Minh Nguyen wrote:
Speaking of anglocentrism, I wonder if it'd be
possible for the current
captcha software to generate captchas in other languages. I've seen some
generated captchas at the Vietnamese Wikipedia that would definitely
confuse Vietnamese-speakers (can't remember the words exactly), because
of things like r's and n's smooshed up right next to each other and
stuff. The user might have to /guess/ because the English words really
don't follow Vietnamese spelling rules.
An advantage to localizing the captchas would be that it might reduce
the impact of spambots at non-English projects. As far as I know, there
isn't yet a captcha-defeating bot that understands Vietnamese or Basque
or Quechua.
By the way, I'm only proposing localizing for most languages that use
the Latin alphabet, because requiring users to respond to a captcha in
Thai or Arabic would exclude a lot of legitimate interwiki users. And
users of other scripts tend to have the means of entering in Latin-based
characters.
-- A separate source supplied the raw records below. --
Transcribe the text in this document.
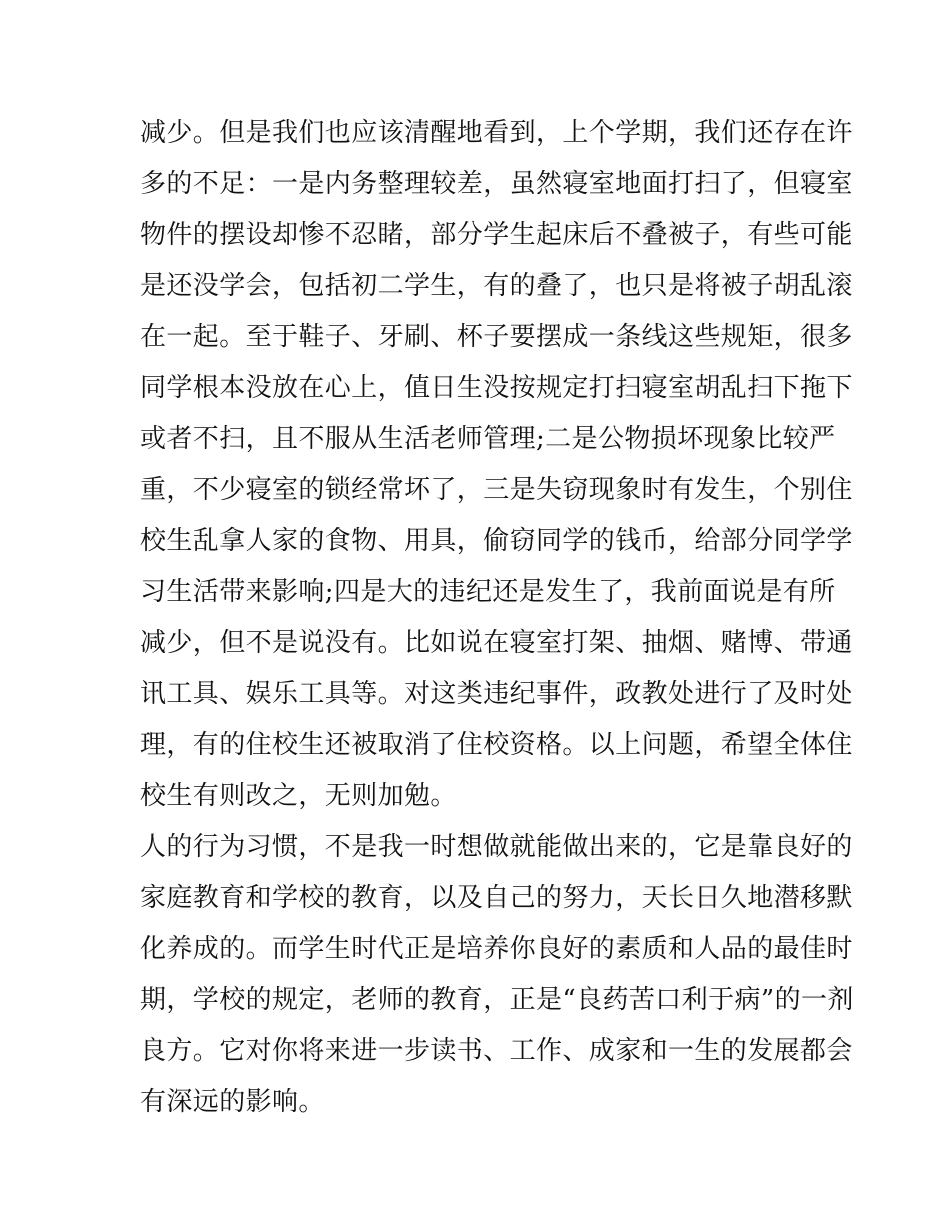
减少。但是我们也应该清醒地看到，上个学期，我们还存在许
多的不足：一是内务整理较差，虽然寝室地面打扫了，但寝室
物件的摆设却惨不忍睹，部分学生起床后不叠被子，有些可能
是还没学会，包括初二学生，有的叠了，也只是将被子胡乱滚
在一起。至于鞋子、牙刷、杯子要摆成一条线这些规矩，很多
同学根本没放在心上，值日生没按规定打扫寝室胡乱扫下拖下
或者不扫，且不服从生活老师管理;二是公物损坏现象比较严
重，不少寝室的锁经常坏了，三是失窃现象时有发生，个别住
校生乱拿人家的食物、用具，偷窃同学的钱币，给部分同学学
习生活带来影响;四是大的违纪还是发生了，我前面说是有所
减少，但不是说没有。比如说在寝室打架、抽烟、赌博、带通
讯工具、娱乐工具等。对这类违纪事件，政教处进行了及时处
理，有的住校生还被取消了住校资格。以上问题，希望全体住
校生有则改之，无则加勉。
人的行为习惯，不是我一时想做就能做出来的，它是靠良好的
家庭教育和学校的教育，以及自己的努力，天长日久地潜移默
化养成的。而学生时代正是培养你良好的素质和人品的最佳时
期，学校的规定，老师的教育，正是“良药苦口利于病”的一剂
良方。它对你将来进一步读书、工作、成家和一生的发展都会
有深远的影响。
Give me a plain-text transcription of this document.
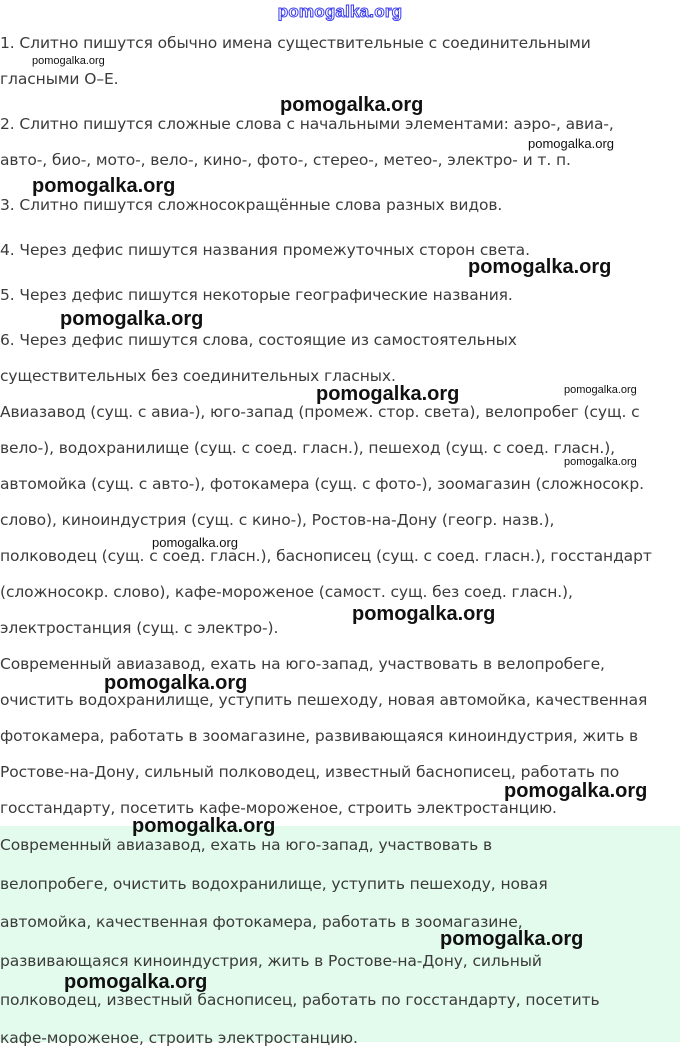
pomogalka.org
1. Слитно пишутся обычно имена существительные с соединительными
гласными О–Е.
2. Слитно пишутся сложные слова с начальными элементами: аэро-, авиа-,
авто-, био-, мото-, вело-, кино-, фото-, стерео-, метео-, электро- и т. п.
3. Слитно пишутся сложносокращённые слова разных видов.
4. Через дефис пишутся названия промежуточных сторон света.
5. Через дефис пишутся некоторые географические названия.
6. Через дефис пишутся слова, состоящие из самостоятельных
существительных без соединительных гласных.
Авиазавод (сущ. с авиа-), юго-запад (промеж. стор. света), велопробег (сущ. с
вело-), водохранилище (сущ. с соед. гласн.), пешеход (сущ. с соед. гласн.),
автомойка (сущ. с авто-), фотокамера (сущ. с фото-), зоомагазин (сложносокр.
слово), киноиндустрия (сущ. с кино-), Ростов-на-Дону (геогр. назв.),
полководец (сущ. с соед. гласн.), баснописец (сущ. с соед. гласн.), госстандарт
(сложносокр. слово), кафе-мороженое (самост. сущ. без соед. гласн.),
электростанция (сущ. с электро-).
Современный авиазавод, ехать на юго-запад, участвовать в велопробеге,
очистить водохранилище, уступить пешеходу, новая автомойка, качественная
фотокамера, работать в зоомагазине, развивающаяся киноиндустрия, жить в
Ростове-на-Дону, сильный полководец, известный баснописец, работать по
госстандарту, посетить кафе-мороженое, строить электростанцию.
Современный авиазавод, ехать на юго-запад, участвовать в
велопробеге, очистить водохранилище, уступить пешеходу, новая
автомойка, качественная фотокамера, работать в зоомагазине,
развивающаяся киноиндустрия, жить в Ростове-на-Дону, сильный
полководец, известный баснописец, работать по госстандарту, посетить
кафе-мороженое, строить электростанцию.
pomogalka.org
pomogalka.org
pomogalka.org
pomogalka.org
pomogalka.org
pomogalka.org
pomogalka.org	pomogalka.org
pomogalka.org
pomogalka.org
pomogalka.org
pomogalka.org
pomogalka.org
pomogalka.org
pomogalka.org
pomogalka.org
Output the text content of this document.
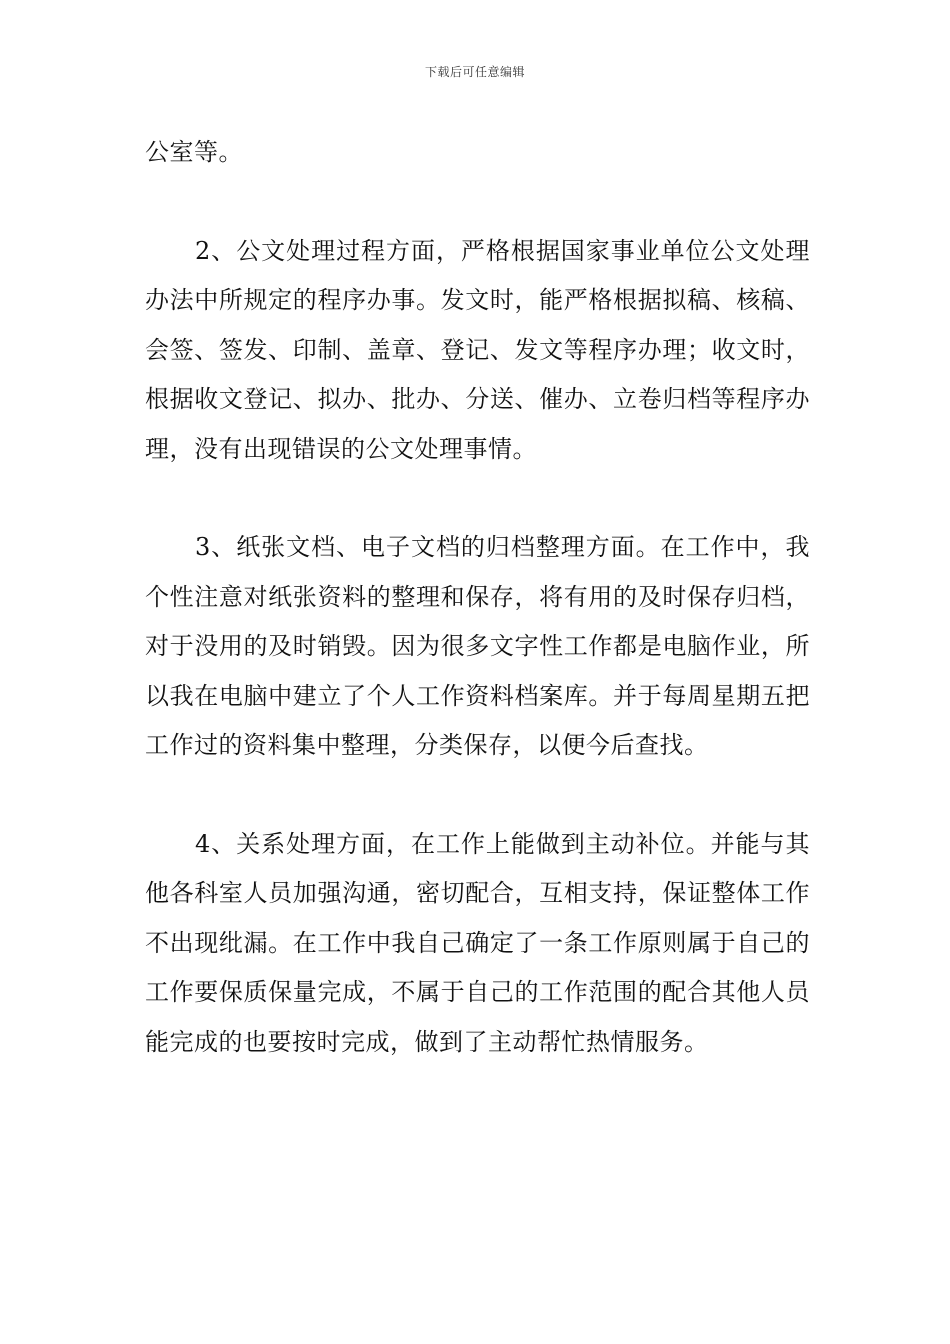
下载后可任意编辑

公室等。

2、公文处理过程方面，严格根据国家事业单位公文处理办法中所规定的程序办事。发文时，能严格根据拟稿、核稿、会签、签发、印制、盖章、登记、发文等程序办理；收文时，根据收文登记、拟办、批办、分送、催办、立卷归档等程序办理，没有出现错误的公文处理事情。

3、纸张文档、电子文档的归档整理方面。在工作中，我个性注意对纸张资料的整理和保存，将有用的及时保存归档，对于没用的及时销毁。因为很多文字性工作都是电脑作业，所以我在电脑中建立了个人工作资料档案库。并于每周星期五把工作过的资料集中整理，分类保存，以便今后查找。

4、关系处理方面，在工作上能做到主动补位。并能与其他各科室人员加强沟通，密切配合，互相支持，保证整体工作不出现纰漏。在工作中我自己确定了一条工作原则属于自己的工作要保质保量完成，不属于自己的工作范围的配合其他人员能完成的也要按时完成，做到了主动帮忙热情服务。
Also, for languages that use diacritical marks, we could
generate the words without the marks and modify
[[MediaWiki:Captcha-createaccount]], asking the user to enter in the
word without diacritical marks of any kind.
Indeed it would be possible: what would be needed would be a word list
of about a thousand short words, for each language that needed its own
captchas, since the captcha software uses these to build its challenge
strings. It _might_ be possible to start with a set of common words in
English, and to use Wiktionary to choose the nearest equivalents in each
language.
However, I also think that it would be a good idea to have captchas in
non-Latin scripts as well: presumably many Arabic or Thai readers have
the same problems recognizing Latin characters that readers of Latin
scripts would have with Arabic or Thai characters. We could always offer
a Latin-script alternative as a fallback.
-- Neil